Iona: Also they were the same four corridors, which once they finished they started going through them again. And I thought they would meet more humans, it was just toys and drawings.
And also I still think it would be better having ice creams in the halfway break.
Alice: I know, I feel the same way. Who do you think would like this show?
Iona: I think maybe little children would like the rhino part and the soldiers part. Maybe also children my age would like it too. They would enjoy the magical key part and that she kept interrupting Robin.
Alice: Do you think she and Robin know each other in real life? Did one of them write it?
Iona: [Laughs] Don’t ask me questions like that because I don’t know who ever wrote any play in the world.
Alice: Ok. Do you know a lot about theatre?
Iona: Not a lot but I’ve seen many plays.
Alice: How many?
Iona: It’s too hard to picture but probably loads. This year… that will take a while to calculate. Can you give me a moment. [pause] Um, this is gonna take a while because there are so many. [counts] Ok, it’s three plays this year but I am sure I’m going to be seeing more. I really love theatre. I am in a drama club at school and we are going to be doing Aladdin. I’m lady in waiting two. At one point there’s going to be liquorice thrown at us and we get to eat it. [Long digression on school play follows, as well as a rendition of her pivotal line “I don’t know what all the fuss is about.”]
One other thing is, I have one of my friends in drama who is lady in waiting three called Celine. Acting companions are important because we have to wait a really long time to get on stage so we bring games to take the time away.

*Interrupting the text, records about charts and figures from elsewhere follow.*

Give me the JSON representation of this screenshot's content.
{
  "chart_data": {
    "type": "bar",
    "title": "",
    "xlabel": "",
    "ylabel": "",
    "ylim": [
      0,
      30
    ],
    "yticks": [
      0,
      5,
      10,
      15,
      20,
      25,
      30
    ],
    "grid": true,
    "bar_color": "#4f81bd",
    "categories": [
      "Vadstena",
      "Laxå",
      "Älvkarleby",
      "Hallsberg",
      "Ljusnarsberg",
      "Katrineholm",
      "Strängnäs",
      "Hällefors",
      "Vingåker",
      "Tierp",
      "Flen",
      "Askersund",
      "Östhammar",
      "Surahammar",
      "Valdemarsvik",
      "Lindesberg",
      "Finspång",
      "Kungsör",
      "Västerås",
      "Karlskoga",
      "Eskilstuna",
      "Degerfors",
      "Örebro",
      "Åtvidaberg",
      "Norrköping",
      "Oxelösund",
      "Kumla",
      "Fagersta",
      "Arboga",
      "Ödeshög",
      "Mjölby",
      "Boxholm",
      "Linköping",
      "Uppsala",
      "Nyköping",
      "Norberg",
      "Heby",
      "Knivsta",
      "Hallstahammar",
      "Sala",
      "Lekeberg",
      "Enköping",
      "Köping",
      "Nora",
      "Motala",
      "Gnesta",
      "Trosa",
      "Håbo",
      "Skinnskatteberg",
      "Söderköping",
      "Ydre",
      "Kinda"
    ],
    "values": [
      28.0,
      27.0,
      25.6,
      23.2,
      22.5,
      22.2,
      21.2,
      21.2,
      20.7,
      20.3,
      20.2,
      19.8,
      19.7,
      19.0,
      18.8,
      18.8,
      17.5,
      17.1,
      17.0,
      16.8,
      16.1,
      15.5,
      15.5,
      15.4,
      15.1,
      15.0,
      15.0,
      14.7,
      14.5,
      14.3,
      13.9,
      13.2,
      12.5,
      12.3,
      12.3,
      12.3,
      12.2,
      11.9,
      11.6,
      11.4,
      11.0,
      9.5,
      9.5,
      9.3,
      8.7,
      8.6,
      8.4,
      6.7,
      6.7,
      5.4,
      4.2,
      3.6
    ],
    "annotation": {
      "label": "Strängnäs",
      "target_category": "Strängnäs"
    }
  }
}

Please can we make sure we put Celine in the article? Can I print it out and bring it into school?
Alice: Ok I’ll make sure. But what will people say when they read our review?
Iona: They’ll probably read through it carefully and think for a while, whether they want to see it or not.
Alice: Ok. And if you had to do a concluding line how would you sum it up?
Iona: I don’t think I can do that it’s too big and amazing to sum up.
Alice: What words would you use to describe it?
Iona: Is there such a word as carbifan? I don’t think anyone will know what that is. I made it as an abbreviation so it can be just one word that means cardboard fantastic. In a longer sentence that would be “it was fantastic how they projected it onto cardboard.”